La ascensión a La Morcuera resultó realmente dura. Hasta los últimos 2 kilómetros en que desaparecen los árboles, sin excesivo calor. Una procesión de ciclistas interminable, tanto los que competíamos como otros que marchaban lúdicamente en esta mañana calurosa de domingo. Al ir ya en solitario, regulé bastante bien, me impuse un ritmo exigente alrededor de las 150 pulsaciones por minuto, evitando alcanzar mi umbral anaeróbico, lo que hizo que pudiera completar la ascensión a un ritmo medio de 14,5 km/h, en unos 37 minutos.

Tras detenerme unos instantes en el avituallamiento, ocurrió lo que me temía, no tanto tener que descender en solitario el puerto, sino sobre todo, encarar solo los cerca de 30 km hasta la base del Puerto de Canencia. A lo lejos veía un reducido grupo de ciclistas, pero no pude echarles mano hasta llegar al pueblo de Lozoya, a riesgo de haber sufrido un desgaste un tanto excesivo, que otros no padecieron al haber podido ir bien protegidos por el grupo. Éramos cuatro ciclistas que nos dimos relevos amistosamente hasta el cercano pueblo de Canencia, por lo que fuimos integrando en nuestra marcha a otras cuantas ovejas descarrilladas hasta alcanzar la cifra de unos 15 ciclistas. Esto me vino muy bien, porque marcaron un ritmo alegre que a duras penas pude seguir, pero cuyo estímulo y compañía me ayudaron a encarar este tramo difícil ya situado a 125 km de la salida.

Llegado a este punto advertí varias cosas. Primero, que estaba muy cansado muscularmente y que cualquier repecho un poco más inclinado me hacía sufrir y quedarme un poco descolgado. Afortunadamente, la ascensión a este puerto desde el valle del Lozoya no es tan fuerte como la vertiente contraria, pero así y todo existen algunos tramos duros, y el final se pega escandalosamente a las piernas, aunque la densa vegetación ayudase a soportar el calor y evitar el viento. En segundo lugar, empezó a dolerme la cabeza, y el estómago avisó con un poco de dolor. Estaba sediento, pero opté por beber a sorbos pequeños con objeto de proteger mi sistema digestivo. La ascensión al Puerto de Canencia, de 10,5 km, la hicimos a una velocidad media de 18,4 km/h, lo que no está nada mal habida cuenta de que jamás en mi vida deportiva había montado en bicicleta de carretera ni más de 130 km, ni más de 4 horas y media seguidas.

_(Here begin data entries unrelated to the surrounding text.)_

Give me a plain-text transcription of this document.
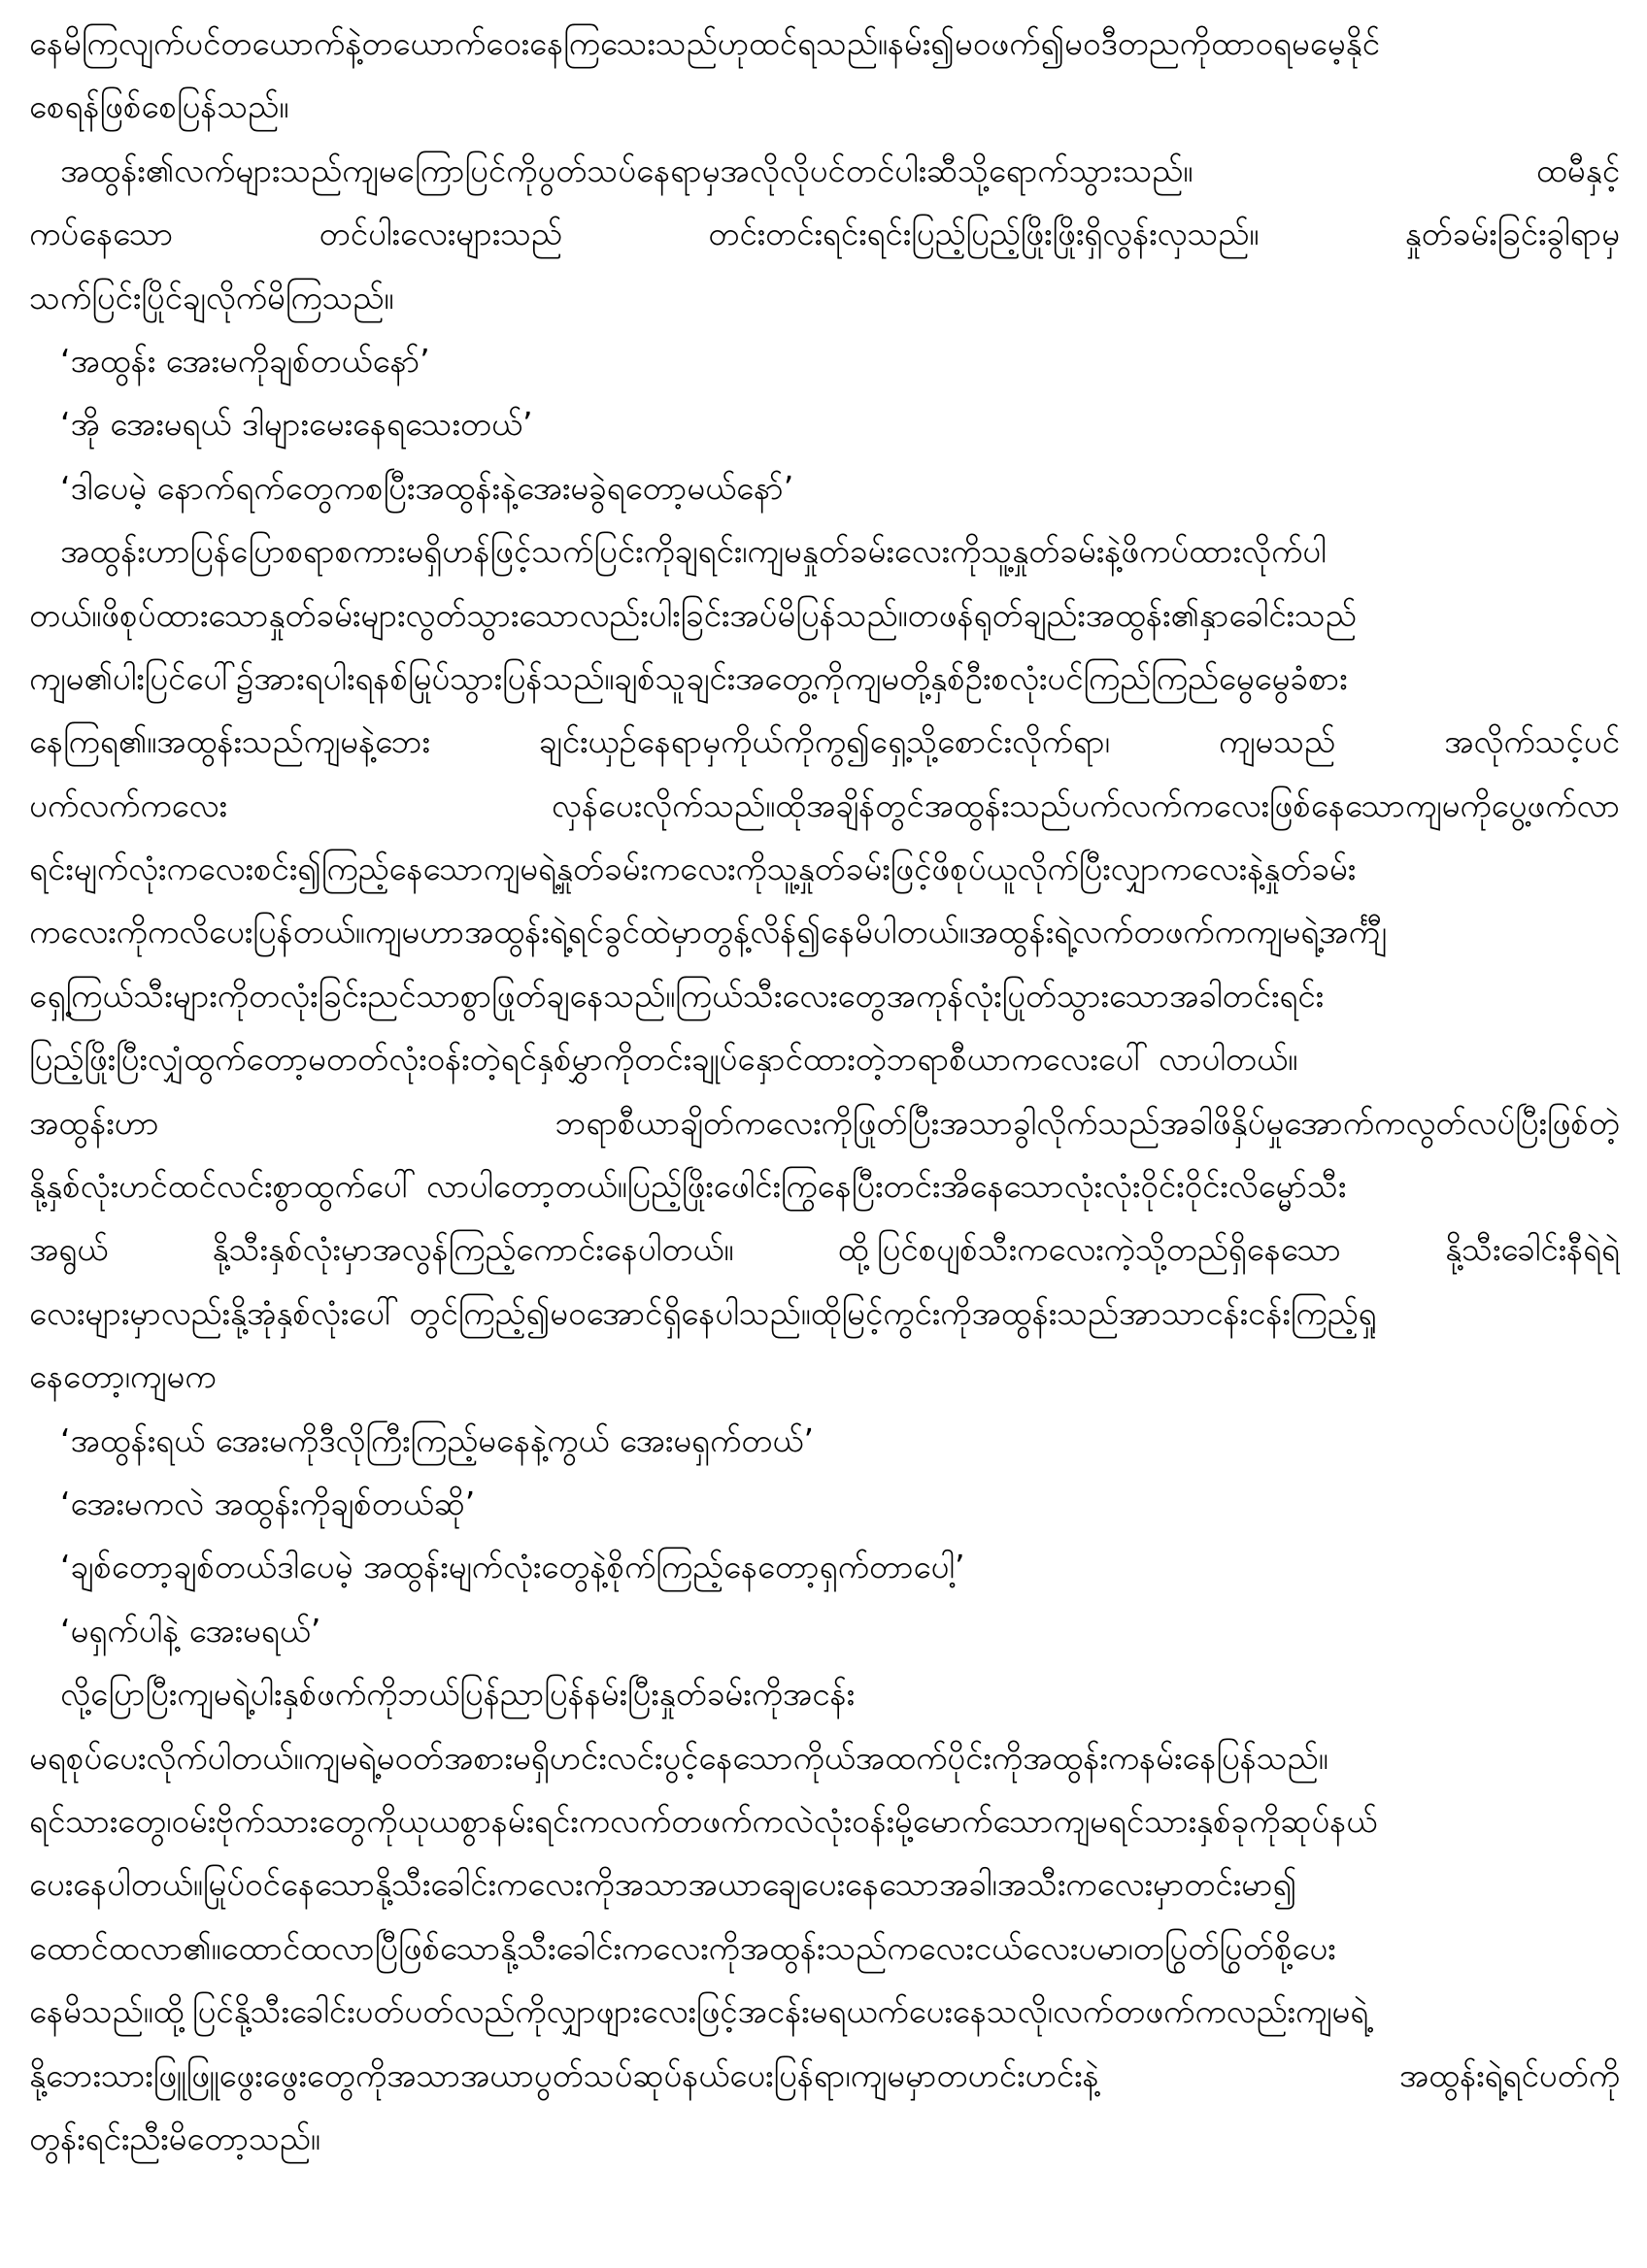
နေမိကြလျက်ပင်တယောက်နဲ့တယောက်ဝေးနေကြသေးသည်ဟုထင်ရသည်။နမ်း၍မဝဖက်၍မဝဒီတညကိုထာဝရမမေ့နိုင်
စေရန်ဖြစ်စေပြန်သည်။
အထွန်း၏လက်များသည်ကျမကြောပြင်ကိုပွတ်သပ်နေရာမှအလိုလိုပင်တင်ပါးဆီသို့ရောက်သွားသည်။	ထမီနှင့်
ကပ်နေသော	တင်ပါးလေးများသည်	တင်းတင်းရင်းရင်းပြည့်ပြည့်ဖြိုးဖြိုးရှိလွန်းလှသည်။	နှုတ်ခမ်းခြင်းခွါရာမှ
သက်ပြင်းပြိုင်ချလိုက်မိကြသည်။
‘အထွန်း အေးမကိုချစ်တယ်နော်’
‘အို အေးမရယ် ဒါများမေးနေရသေးတယ်’
‘ဒါပေမဲ့ နောက်ရက်တွေကစပြီးအထွန်းနဲ့အေးမခွဲရတော့မယ်နော်’
အထွန်းဟာပြန်ပြောစရာစကားမရှိဟန်ဖြင့်သက်ပြင်းကိုချရင်း၊ကျမနှုတ်ခမ်းလေးကိုသူ့နှုတ်ခမ်းနဲ့ဖိကပ်ထားလိုက်ပါ
တယ်။ဖိစုပ်ထားသောနှုတ်ခမ်းများလွတ်သွားသောလည်းပါးခြင်းအပ်မိပြန်သည်။တဖန်ရုတ်ချည်းအထွန်း၏နှာခေါင်းသည်
ကျမ၏ပါးပြင်ပေါ်၌အားရပါးရနစ်မြုပ်သွားပြန်သည်။ချစ်သူချင်းအတွေ့ကိုကျမတို့နှစ်ဦးစလုံးပင်ကြည်ကြည်မွေမွေခံစား
နေကြရ၏။အထွန်းသည်ကျမနဲ့ဘေး	ချင်းယှဉ်နေရာမှကိုယ်ကိုကွ၍ရှေ့သို့စောင်းလိုက်ရာ၊	ကျမသည်	အလိုက်သင့်ပင်
ပက်လက်ကလေး	လှန်ပေးလိုက်သည်။ထိုအချိန်တွင်အထွန်းသည်ပက်လက်ကလေးဖြစ်နေသောကျမကိုပွေ့ဖက်လာ
ရင်းမျက်လုံးကလေးစင်း၍ကြည့်နေသောကျမရဲ့နှုတ်ခမ်းကလေးကိုသူ့နှုတ်ခမ်းဖြင့်ဖိစုပ်ယူလိုက်ပြီးလျှာကလေးနဲ့နှုတ်ခမ်း
ကလေးကိုကလိပေးပြန်တယ်။ကျမဟာအထွန်းရဲ့ရင်ခွင်ထဲမှာတွန့်လိန်၍နေမိပါတယ်။အထွန်းရဲ့လက်တဖက်ကကျမရဲ့အင်္ကျီ
ရှေ့ကြယ်သီးများကိုတလုံးခြင်းညင်သာစွာဖြုတ်ချနေသည်။ကြယ်သီးလေးတွေအကုန်လုံးပြုတ်သွားသောအခါတင်းရင်း
ပြည့်ဖြိုးပြီးလျှံထွက်တော့မတတ်လုံးဝန်းတဲ့ရင်နှစ်မွှာကိုတင်းချုပ်နှောင်ထားတဲ့ဘရာစီယာကလေးပေါ် လာပါတယ်။
အထွန်းဟာ	ဘရာစီယာချိတ်ကလေးကိုဖြုတ်ပြီးအသာခွါလိုက်သည်အခါဖိနှိပ်မှုအောက်ကလွတ်လပ်ပြီးဖြစ်တဲ့
နို့နှစ်လုံးဟင်ထင်လင်းစွာထွက်ပေါ် လာပါတော့တယ်။ပြည့်ဖြိုးဖေါင်းကြွနေပြီးတင်းအိနေသောလုံးလုံးဝိုင်းဝိုင်းလိမ္မော်သီး
အရွယ်	နို့သီးနှစ်လုံးမှာအလွန်ကြည့်ကောင်းနေပါတယ်။	ထို့ပြင်စပျစ်သီးကလေးကဲ့သို့တည်ရှိနေသော	နို့သီးခေါင်းနီရဲရဲ
လေးများမှာလည်းနို့အုံနှစ်လုံးပေါ် တွင်ကြည့်၍မဝအောင်ရှိနေပါသည်။ထိုမြင့်ကွင်းကိုအထွန်းသည်အာသာငန်းငန်းကြည့်ရှု
နေတော့၊ကျမက
‘အထွန်းရယ် အေးမကိုဒီလိုကြီးကြည့်မနေနဲ့ကွယ် အေးမရှက်တယ်’
‘အေးမကလဲ အထွန်းကိုချစ်တယ်ဆို’
‘ချစ်တော့ချစ်တယ်ဒါပေမဲ့ အထွန်းမျက်လုံးတွေနဲ့စိုက်ကြည့်နေတော့ရှက်တာပေါ့’
‘မရှက်ပါနဲ့ အေးမရယ်’
လို့ပြောပြီးကျမရဲ့ပါးနှစ်ဖက်ကိုဘယ်ပြန်ညာပြန်နမ်းပြီးနှုတ်ခမ်းကိုအငန်း
မရစုပ်ပေးလိုက်ပါတယ်။ကျမရဲ့မဝတ်အစားမရှိဟင်းလင်းပွင့်နေသောကိုယ်အထက်ပိုင်းကိုအထွန်းကနမ်းနေပြန်သည်။
ရင်သားတွေ၊ဝမ်းဗိုက်သားတွေကိုယုယစွာနမ်းရင်းကလက်တဖက်ကလဲလုံးဝန်းမို့မောက်သောကျမရင်သားနှစ်ခုကိုဆုပ်နယ်
ပေးနေပါတယ်။မြုပ်ဝင်နေသောနို့သီးခေါင်းကလေးကိုအသာအယာချေပေးနေသောအခါ၊အသီးကလေးမှာတင်းမာ၍
ထောင်ထလာ၏။ထောင်ထလာပြီဖြစ်သောနို့သီးခေါင်းကလေးကိုအထွန်းသည်ကလေးငယ်လေးပမာ၊တပြွတ်ပြွတ်စို့ပေး
နေမိသည်။ထို့ပြင်နို့သီးခေါင်းပတ်ပတ်လည်ကိုလျှာဖျားလေးဖြင့်အငန်းမရယက်ပေးနေသလို၊လက်တဖက်ကလည်းကျမရဲ့
နို့ဘေးသားဖြူဖြူဖွေးဖွေးတွေကိုအသာအယာပွတ်သပ်ဆုပ်နယ်ပေးပြန်ရာ၊ကျမမှာတဟင်းဟင်းနဲ့	အထွန်းရဲ့ရင်ပတ်ကို
တွန်းရင်းညီးမိတော့သည်။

Al culminar el puerto cometí lo que considero fue un gran error. No me detuve en el avituallamiento a repostar. Tenía casi vacío el bote de isotónico y consideré, erróneamente, que podría aguantar hasta Colmenar Viejo únicamente tomando medio gel que me quedaba en el bolsillo trasero. No consideré que 35 km que restaban hasta meta, de los que 20 eran descendentes, pudieran hacerse tan difíciles. Sabía que el Cerro de San Pedro, último puerto de la jornada, y a menos de 10 km de la llegada, se iba a convertir en un auténtico coloso para mis piernas deshechas, por lo que agarré una buena pájara durante su ascenso, sobre todo en esas últimas curvas del  10% que junto con el viento lateral y el calor excesivo casi me tumban.

Tuve la suerte de que durante el descenso del Puerto de Canencia me adelantara un grupo de gente que iba realmente fuerte. No sólo físicamente, sino anímicamente estaba enormemente mermado, por lo que la motivación de ir acoplado en este grupo a cola de pelotón aguantando el tirón me sirvió de acicate para marcar un buen ritmo y no penar en solitario. De Canencia hasta Guadalix volamos a 46 km/h de media. Pero en las primeras rampas del Cerro de San Pedro me quedé descolgado. Y aún me adelantó otro grupito cuyo ritmo no fui capaz de seguir. Las piernas ya no iban, había agotado mis reservas de glucosa y estaba un poco deshidratado. En estos casos sólo resta aguantar, apretar los dientes e intentar imaginar pensamientos positivos que ocupen la mente.

Al final empleé 5 horas y 30 minutos en salvar los 2.200 metros de desnivel acumulado en 162 kilómetros, a casi 29,5 kilómetros por hora. Superé por un amplio margen mi objetivo, que consistía en no emplear más de 6 horas. Puesto 113 de más de 250 ciclistas que tomamos la salida. El primer clasificado tardó 4h44m, a una velocidad media de 34 km/h. Casi todos eran ciclistas federados que compiten habitualmente en este tipo de marchas, lo que me aporta un plus de autoestima. Estoy muy satisfecho, cansado todavía, pero muy contento del resultado. Disfruté del paisaje, de las emociones, capturé momentos deportivos que permanecerán conmigo toda mi vida, y lo que fueron mis expectativas atléticas y sensoriales las colmé sobradamente. Objetivo cumplido. Con casi 49 años todavía tengo la suerte y la osadía de seguir mejorando.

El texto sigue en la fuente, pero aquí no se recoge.